第9話 デート②

その後も俺たちは探索を続けた。


「…………露店が多いですね」

「まぁ、我が領地のウリは農作物ですので。それを売るなら露店は多くなりますね。あと、武器屋も多いですよ」


「………武器……ですか」

「えぇ。とは言っても王都とは品揃えがかなり違っていると思いますが。ここでは戦争が多いため、冒険者より騎士の方が圧倒的に多いんですよ。だから冒険者のような一点物の装備より量産化した装備を売る店が大きくなります」

「なるほど………」


「あ、あのお店も美味しいですよ!!その日に取られた新鮮なフルーツを使ったデザートが絶品なんです!!」

「あれが……フルーティア…ですか…」

「あれ?ご存知だったのですか?」

「…………あなたが仰っていたではありませんか……」


 そうだ。俺はアナスタシア様に向けて扉の前で話している時にここのお店の話をした。姉上や母上もお気に入りだから女の子なら気になるんじゃないかと思って……。だが、結果は無反応だった。でも………


「………え?………俺の話、聞いてくれていたんですか?」


 思わず、俺の足はピタリと止まってしまう。だってずっと無反応だったから無視されているんだと聞いてないんだと思ってた…。
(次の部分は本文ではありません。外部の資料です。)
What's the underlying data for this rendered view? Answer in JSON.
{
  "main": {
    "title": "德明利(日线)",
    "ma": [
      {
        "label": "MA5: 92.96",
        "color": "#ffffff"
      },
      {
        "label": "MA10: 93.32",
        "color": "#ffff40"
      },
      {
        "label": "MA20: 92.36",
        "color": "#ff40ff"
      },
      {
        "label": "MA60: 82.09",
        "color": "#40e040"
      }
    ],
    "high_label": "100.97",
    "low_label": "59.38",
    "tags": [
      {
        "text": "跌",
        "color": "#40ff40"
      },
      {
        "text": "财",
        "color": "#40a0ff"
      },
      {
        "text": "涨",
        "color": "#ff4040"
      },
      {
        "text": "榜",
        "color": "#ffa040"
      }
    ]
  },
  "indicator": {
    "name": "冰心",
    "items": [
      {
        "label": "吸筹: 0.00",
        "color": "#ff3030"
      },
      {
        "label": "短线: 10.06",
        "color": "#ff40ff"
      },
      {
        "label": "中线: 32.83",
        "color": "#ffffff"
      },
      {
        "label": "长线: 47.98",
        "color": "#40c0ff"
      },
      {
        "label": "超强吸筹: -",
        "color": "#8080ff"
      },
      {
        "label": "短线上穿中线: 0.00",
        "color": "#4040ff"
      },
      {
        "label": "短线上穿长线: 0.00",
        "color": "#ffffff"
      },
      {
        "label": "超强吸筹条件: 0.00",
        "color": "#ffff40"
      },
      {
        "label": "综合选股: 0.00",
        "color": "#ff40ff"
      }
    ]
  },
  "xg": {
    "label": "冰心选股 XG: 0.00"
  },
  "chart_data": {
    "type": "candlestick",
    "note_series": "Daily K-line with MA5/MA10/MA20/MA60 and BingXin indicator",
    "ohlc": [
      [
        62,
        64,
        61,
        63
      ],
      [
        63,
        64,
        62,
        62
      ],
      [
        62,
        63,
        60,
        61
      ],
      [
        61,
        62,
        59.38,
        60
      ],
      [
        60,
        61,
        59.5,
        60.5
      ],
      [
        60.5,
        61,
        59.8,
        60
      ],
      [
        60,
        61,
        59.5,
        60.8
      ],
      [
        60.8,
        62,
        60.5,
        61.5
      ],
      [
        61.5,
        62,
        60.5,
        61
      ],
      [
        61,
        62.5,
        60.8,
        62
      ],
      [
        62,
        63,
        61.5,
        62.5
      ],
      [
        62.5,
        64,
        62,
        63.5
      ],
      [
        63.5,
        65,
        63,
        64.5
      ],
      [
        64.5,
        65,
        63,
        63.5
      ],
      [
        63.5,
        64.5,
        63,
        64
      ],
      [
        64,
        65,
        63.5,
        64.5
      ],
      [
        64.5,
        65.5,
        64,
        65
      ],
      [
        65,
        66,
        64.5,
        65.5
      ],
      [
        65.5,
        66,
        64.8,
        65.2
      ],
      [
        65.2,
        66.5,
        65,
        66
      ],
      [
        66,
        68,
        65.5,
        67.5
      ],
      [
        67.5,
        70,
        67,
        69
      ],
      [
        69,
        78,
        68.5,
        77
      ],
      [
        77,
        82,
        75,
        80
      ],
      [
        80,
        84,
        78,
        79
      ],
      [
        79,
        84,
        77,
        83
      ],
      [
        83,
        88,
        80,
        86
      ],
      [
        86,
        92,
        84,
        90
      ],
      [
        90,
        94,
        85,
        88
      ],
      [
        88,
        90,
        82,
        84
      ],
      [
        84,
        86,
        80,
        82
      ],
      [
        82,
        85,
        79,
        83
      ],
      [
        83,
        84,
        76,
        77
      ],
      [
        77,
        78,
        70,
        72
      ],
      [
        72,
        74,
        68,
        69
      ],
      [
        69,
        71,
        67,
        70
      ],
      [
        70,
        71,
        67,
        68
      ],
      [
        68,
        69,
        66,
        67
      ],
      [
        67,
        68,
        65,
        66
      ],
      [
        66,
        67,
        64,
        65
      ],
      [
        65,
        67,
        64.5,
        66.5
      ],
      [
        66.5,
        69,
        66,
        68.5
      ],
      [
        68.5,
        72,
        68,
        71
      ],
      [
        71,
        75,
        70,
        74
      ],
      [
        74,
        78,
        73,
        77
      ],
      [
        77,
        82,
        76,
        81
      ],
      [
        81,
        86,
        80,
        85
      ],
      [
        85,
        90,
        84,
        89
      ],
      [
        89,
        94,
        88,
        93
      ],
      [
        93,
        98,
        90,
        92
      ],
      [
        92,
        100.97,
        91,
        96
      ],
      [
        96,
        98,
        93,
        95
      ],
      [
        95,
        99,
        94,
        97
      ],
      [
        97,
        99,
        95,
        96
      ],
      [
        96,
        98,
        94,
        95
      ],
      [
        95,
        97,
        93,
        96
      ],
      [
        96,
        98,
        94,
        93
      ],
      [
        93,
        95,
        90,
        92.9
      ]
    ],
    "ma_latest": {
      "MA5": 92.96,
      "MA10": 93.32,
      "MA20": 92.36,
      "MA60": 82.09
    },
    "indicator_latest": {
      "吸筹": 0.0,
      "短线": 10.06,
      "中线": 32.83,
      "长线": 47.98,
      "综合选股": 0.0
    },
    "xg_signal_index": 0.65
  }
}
 俺の問いかけに少し先を歩いていたアナスタシア様の足も止まった。


「…………………………………………あんなにうるさかったら嫌でもお話は聞こえてきます」


 言葉は辛辣で、止まっていた足は俺を無視するかのようにすぐに歩みを始める。でも…ほんのわずか…。声に少しの照れを感じた。


「お、お待ちくださーい!」


 俺のやっていたことは無駄じゃなかった……。アナスタシア様の反応を見て少し報われた気がした。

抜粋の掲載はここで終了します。